The older man had accepted Fal’ran’s small public displays of affection in front of the team with surprising ease. It had helped that all three other members were clearly relieved they no longer danced around each other, poking and needling and misunderstanding.

Patrick’s eyes flickered up to Fal’ran and back into the room, and his lips twitched in an aborted smile. Before Fal’ran untangled himself from Sazahk’s wires to ask Patrick what was bothering him, an artificial qesh voice in Universal filled his left ear. “There is no more.”

Fal’ran jerked back to Sazahk. “I understood that.”

“You did?” Sazahk’s dark eyes lit up and yellow bloomed around their edges.

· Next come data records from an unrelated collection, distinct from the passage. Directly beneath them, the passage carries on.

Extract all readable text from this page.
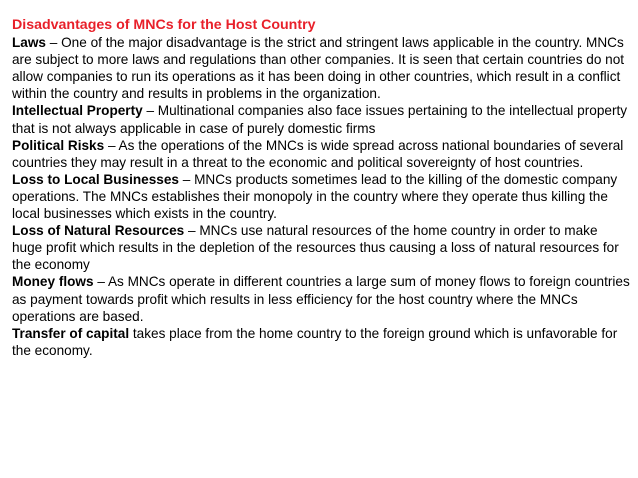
Disadvantages of MNCs for the Host Country

Laws – One of the major disadvantage is the strict and stringent laws applicable in the country. MNCs are subject to more laws and regulations than other companies. It is seen that certain countries do not allow companies to run its operations as it has been doing in other countries, which result in a conflict within the country and results in problems in the organization.

Intellectual Property – Multinational companies also face issues pertaining to the intellectual property that is not always applicable in case of purely domestic firms

Political Risks – As the operations of the MNCs is wide spread across national boundaries of several countries they may result in a threat to the economic and political sovereignty of host countries.

Loss to Local Businesses – MNCs products sometimes lead to the killing of the domestic company operations. The MNCs establishes their monopoly in the country where they operate thus killing the local businesses which exists in the country.

Loss of Natural Resources – MNCs use natural resources of the home country in order to make huge profit which results in the depletion of the resources thus causing a loss of natural resources for the economy

Money flows – As MNCs operate in different countries a large sum of money flows to foreign countries as payment towards profit which results in less efficiency for the host country where the MNCs operations are based.

Transfer of capital takes place from the home country to the foreign ground which is unfavorable for the economy.
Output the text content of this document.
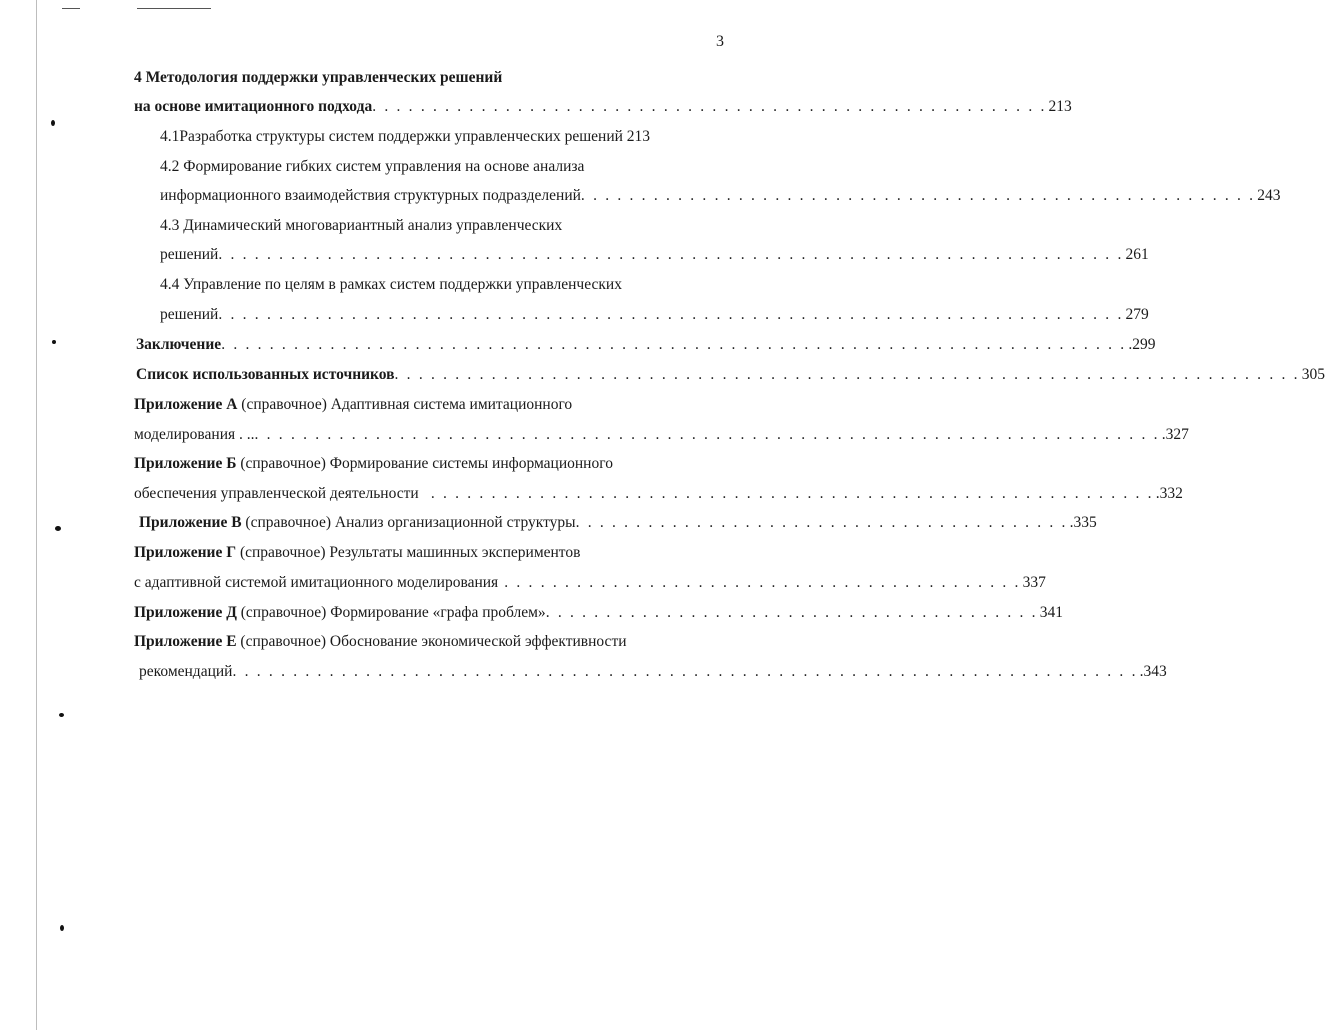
3
4 Методология поддержки управленческих решений
на основе имитационного подхода . . . . . . . . . . . . . . . . . . . . . . . . . . . . . . . . . . . . . . . . . . . . . . . . . . . . . . . . 213
4.1Разработка структуры систем поддержки управленческих решений 213
4.2 Формирование гибких систем управления на основе анализа
информационного взаимодействия структурных подразделений . . . . . . . . . . . . . . . . . . . . . . . . . . . . . . . . . . . . . . . . . . . . . . . . . . . . . . . . 243
4.3 Динамический многовариантный анализ управленческих
решений . . . . . . . . . . . . . . . . . . . . . . . . . . . . . . . . . . . . . . . . . . . . . . . . . . . . . . . . . . . . . . . . . . . . . . . . . . . 261
4.4 Управление по целям в рамках систем поддержки управленческих
решений . . . . . . . . . . . . . . . . . . . . . . . . . . . . . . . . . . . . . . . . . . . . . . . . . . . . . . . . . . . . . . . . . . . . . . . . . . . 279
Заключение . . . . . . . . . . . . . . . . . . . . . . . . . . . . . . . . . . . . . . . . . . . . . . . . . . . . . . . . . . . . . . . . . . . . . . . . . . . .299
Список использованных источников . . . . . . . . . . . . . . . . . . . . . . . . . . . . . . . . . . . . . . . . . . . . . . . . . . . . . . . . . . . . . . . . . . . . . . . . . . . 305
Приложение А (справочное) Адаптивная система имитационного
моделирования . .. . . . . . . . . . . . . . . . . . . . . . . . . . . . . . . . . . . . . . . . . . . . . . . . . . . . . . . . . . . . . . . . . . . . . . . . . . . . .327
Приложение Б (справочное) Формирование системы информационного
обеспечения управленческой деятельности . . . . . . . . . . . . . . . . . . . . . . . . . . . . . . . . . . . . . . . . . . . . . . . . . . . . . . . . . . . . .332
Приложение В (справочное) Анализ организационной структуры . . . . . . . . . . . . . . . . . . . . . . . . . . . . . . . . . . . . . . . . . .335
Приложение Г (справочное) Результаты машинных экспериментов
с адаптивной системой имитационного моделирования . . . . . . . . . . . . . . . . . . . . . . . . . . . . . . . . . . . . . . . . . . . 337
Приложение Д (справочное) Формирование «графа проблем» . . . . . . . . . . . . . . . . . . . . . . . . . . . . . . . . . . . . . . . . . 341
Приложение Е (справочное) Обоснование экономической эффективности
рекомендаций . . . . . . . . . . . . . . . . . . . . . . . . . . . . . . . . . . . . . . . . . . . . . . . . . . . . . . . . . . . . . . . . . . . . . . . . . . . .343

Fal’ran nodded as the clicking and hissing began again, filtering into an understandable voice in his ear. “Not enough. This is home now. The princess will make it work.”

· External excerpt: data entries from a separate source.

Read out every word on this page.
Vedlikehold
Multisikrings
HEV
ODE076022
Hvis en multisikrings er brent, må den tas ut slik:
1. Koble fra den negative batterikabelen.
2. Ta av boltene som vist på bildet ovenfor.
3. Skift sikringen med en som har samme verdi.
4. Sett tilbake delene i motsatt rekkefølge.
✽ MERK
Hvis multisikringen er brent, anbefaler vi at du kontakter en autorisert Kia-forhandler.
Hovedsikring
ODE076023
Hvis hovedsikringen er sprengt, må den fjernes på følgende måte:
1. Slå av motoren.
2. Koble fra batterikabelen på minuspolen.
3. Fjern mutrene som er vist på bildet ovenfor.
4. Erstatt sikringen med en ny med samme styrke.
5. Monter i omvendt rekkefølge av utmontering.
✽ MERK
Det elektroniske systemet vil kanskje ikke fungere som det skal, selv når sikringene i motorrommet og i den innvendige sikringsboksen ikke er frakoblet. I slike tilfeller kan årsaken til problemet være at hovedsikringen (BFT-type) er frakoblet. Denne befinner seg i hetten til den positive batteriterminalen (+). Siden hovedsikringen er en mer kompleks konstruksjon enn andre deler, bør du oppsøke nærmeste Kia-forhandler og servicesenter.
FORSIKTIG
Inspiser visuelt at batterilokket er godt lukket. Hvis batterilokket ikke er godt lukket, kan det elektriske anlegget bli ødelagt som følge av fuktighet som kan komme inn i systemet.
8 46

“Princess?” Fal’ran frowned at Sazahk, and Tar and Bar’in left their ammo to join them.

“It could be a bad translation.” Sazahk took the translator off Fal’ran’s ear again and tucked it into Bar’in’s so he could take his turn. “A word meaning female leader maybe, or precious child—”

“Precious child would be an even weirder thing to say,” Bar’in snorted and Sazahk played back the recorded audio for him.

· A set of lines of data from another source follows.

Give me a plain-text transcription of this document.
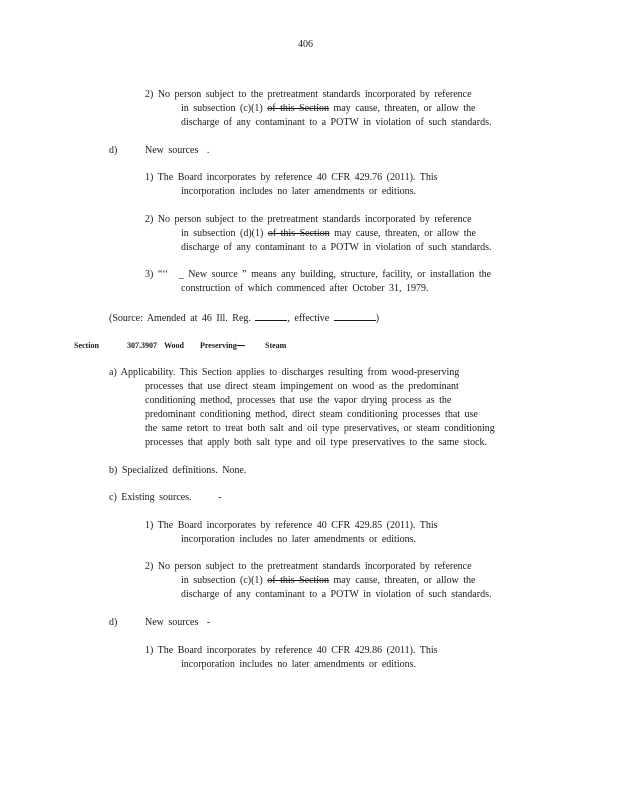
406
2) No person subject to the pretreatment standards incorporated by reference
in subsection (c)(1) of this Section may cause, threaten, or allow the
discharge of any contaminant to a POTW in violation of such standards.
d)	New sources .
1) The Board incorporates by reference 40 CFR 429.76 (2011). This
incorporation includes no later amendments or editions.
2) No person subject to the pretreatment standards incorporated by reference
in subsection (d)(1) of this Section may cause, threaten, or allow the
discharge of any contaminant to a POTW in violation of such standards.
3) “‘‘ _ New source ” means any building, structure, facility, or installation the
construction of which commenced after October 31, 1979.
(Source: Amended at 46 Ill. Reg.	, effective	)
Section	307.3907 Wood Preserving—	Steam
a) Applicability. This Section applies to discharges resulting from wood-preserving
processes that use direct steam impingement on wood as the predominant
conditioning method, processes that use the vapor drying process as the
predominant conditioning method, direct steam conditioning processes that use
the same retort to treat both salt and oil type preservatives, or steam conditioning
processes that apply both salt type and oil type preservatives to the same stock.
b) Specialized definitions. None.
c) Existing sources.	-
1) The Board incorporates by reference 40 CFR 429.85 (2011). This
incorporation includes no later amendments or editions.
2) No person subject to the pretreatment standards incorporated by reference
in subsection (c)(1) of this Section may cause, threaten, or allow the
discharge of any contaminant to a POTW in violation of such standards.
d)	New sources -
1) The Board incorporates by reference 40 CFR 429.86 (2011). This
incorporation includes no later amendments or editions.
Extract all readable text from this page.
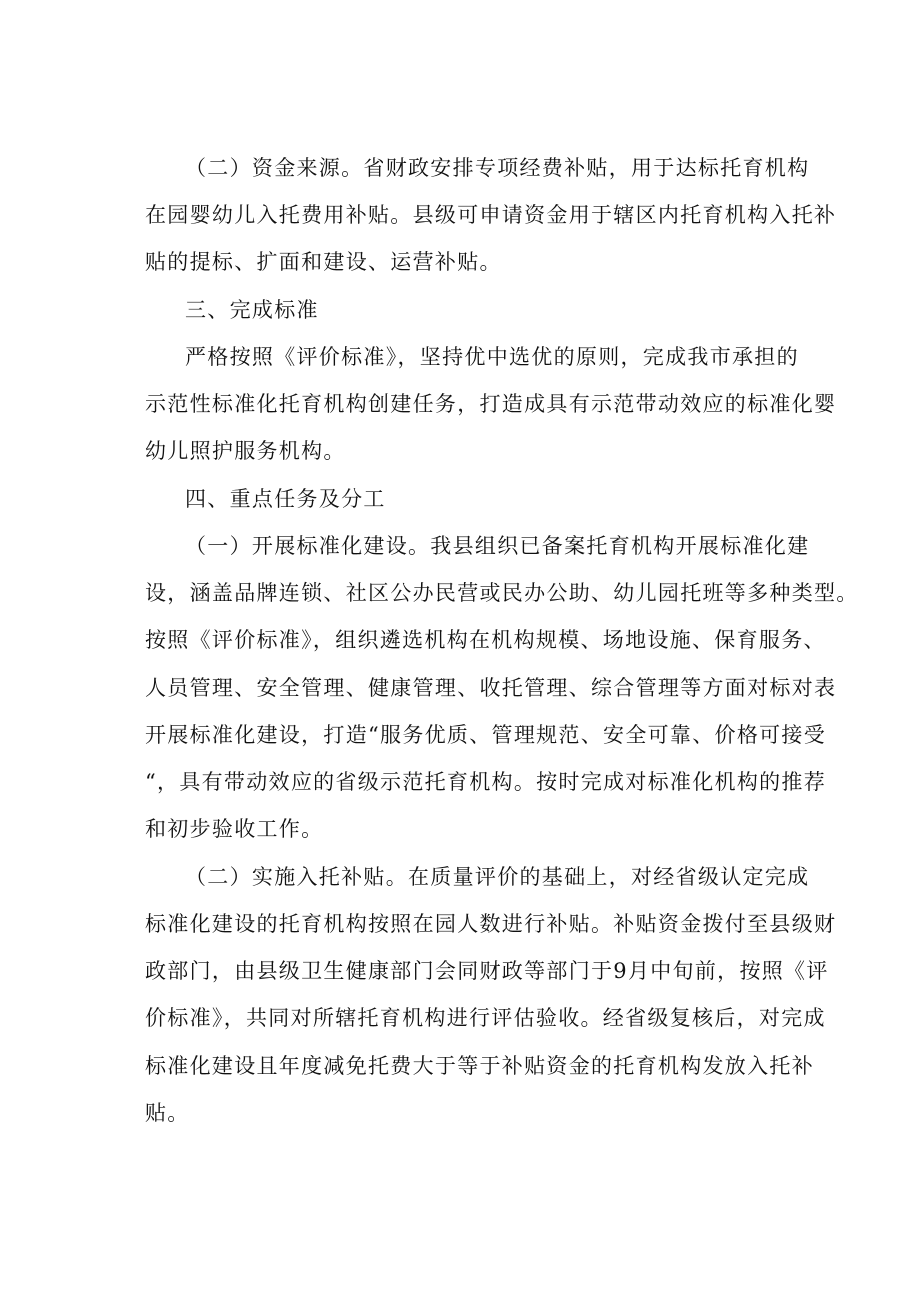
（二）资金来源。省财政安排专项经费补贴，用于达标托育机构
在园婴幼儿入托费用补贴。县级可申请资金用于辖区内托育机构入托补
贴的提标、扩面和建设、运营补贴。
三、完成标准
严格按照《评价标准》，坚持优中选优的原则，完成我市承担的
示范性标准化托育机构创建任务，打造成具有示范带动效应的标准化婴
幼儿照护服务机构。
四、重点任务及分工
（一）开展标准化建设。我县组织已备案托育机构开展标准化建
设，涵盖品牌连锁、社区公办民营或民办公助、幼儿园托班等多种类型。
按照《评价标准》，组织遴选机构在机构规模、场地设施、保育服务、
人员管理、安全管理、健康管理、收托管理、综合管理等方面对标对表
开展标准化建设，打造“服务优质、管理规范、安全可靠、价格可接受
“，具有带动效应的省级示范托育机构。按时完成对标准化机构的推荐
和初步验收工作。
（二）实施入托补贴。在质量评价的基础上，对经省级认定完成
标准化建设的托育机构按照在园人数进行补贴。补贴资金拨付至县级财
政部门，由县级卫生健康部门会同财政等部门于9月中旬前，按照《评
价标准》，共同对所辖托育机构进行评估验收。经省级复核后，对完成
标准化建设且年度减免托费大于等于补贴资金的托育机构发放入托补
贴。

“Where did this recording come from?” Fal’ran jerked his chin at the speaker as Bar’in passed the translator off to Tar.

“The Carta Cartel.” Sazahk flipped the switch for Tar. “A group of Insects approached them to purchase uranium, but the only stockpile large enough for what they were asking for had already been well fortified by the Tavans, with additional support from the Qesh and Humans.”

“And sold off to a thousand different buyers at this point anyway,” Patrick muttered, his brow creasing.

Fal’ran had heard about Patrick’s experience with the old uranium mine on Tava, while he’d lain beside him in his bed with the taste of Patrick’s cum on his tongue. How the opposing forces of morality and loyalty had crushed Patrick between them. The Klah’Eel had punished Patrick for doing the only right thing and that infuriated Fal’ran, but not near as much as Patrick’s unmistakable self-loathing infuriated him. Patrick recounted the story as though he’d done something wrong.

Fal’ran had wanted to argue and rage, but he’d known that would be futile. Instead, he’d crawled back down Patrick’s body and ate him out until the older man dripped and hardened enough for Fal’ran to take him down his throat again and drive out any feelings of inadequacy he still carried.

“Did the Carta Cartel develop the translation algorithm, too?” Patrick waved Sazahk away when the qesh tried to hand him the earpiece.

“They did.” Sazahk fastened the translator over his own ear with a nod.